Yawning Is Not About Blood Oxygen, It Is About Cooling The Brain - Why do we yawn? It's unclear. One hypothesis is that yawning helps to increase the oxygen supply but there no association between yawning and blood oxygen levels has been found. Psychologists now have a different notion - that yawning cools the brain.
Sleep cycles, cortical arousal and stress are all associated with fluctuations in brain temperature, Yawning subsequently functions to keep the brain temperature balanced and in optimal homeostasis, according to a team of researchers led by Psychologist Andrew Gallup of SUNY College at Oneonta. According to their hypothesis, yawning should also be easily manipulated by ambient temperature variation, since exchange with cool ambient air temperature may facilitate lowering brain temperature. Specifically, the researchers hypothesized that yawning should only occur within an optimal range of temperatures, i.e., a thermal window.
To test this, Jorg Massen and Kim Dusch of the University of Vienna measured contagious yawning frequencies of pedestrians outdoors in Vienna, during both the winter and summer months, and then compared these results to an identical study conducted earlier in arid climate of Arizona. Pedestrians were asked to view a series of images of people yawning, and then they self-reported on their own yawning behavior.

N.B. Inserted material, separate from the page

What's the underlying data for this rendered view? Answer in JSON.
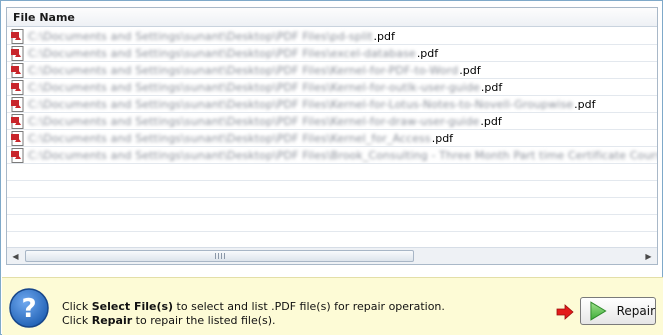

Results showed that in Vienna people yawned more in summer than in winter, whereas in Arizona people yawned more in winter than in summer. It turned out that it was not the seasons themselves, nor the amount of daylight hours experienced, but that contagious yawning was constrained to an optimal thermal zone or range of ambient temperatures around 20 degrees C.
In contrast, contagious yawning diminished when temperatures were relatively high at around 37 degrees C in the summer of Arizona or low and around freezing in the winter of Vienna. Lead author Massen says that where yawning functions to cool the brain, yawning is not functional when ambient temperatures are as hot as the body, and may not be necessary or may even have harmful consequences when it is freezing outside.
While most research on contagious yawning emphasizes the influence of interpersonal and emotional-cognitive variables on its expression, this report adds to accumulating research suggesting that the underlying mechanism for yawning, both spontaneous and contagious forms, is involved in regulating brain temperature. In turn, the cooling of the brain functions to improve arousal and mental efficiency.
The authors of this study suggest that the spreading of this behavior via contagious yawning could therefore function to enhance overall group vigilance.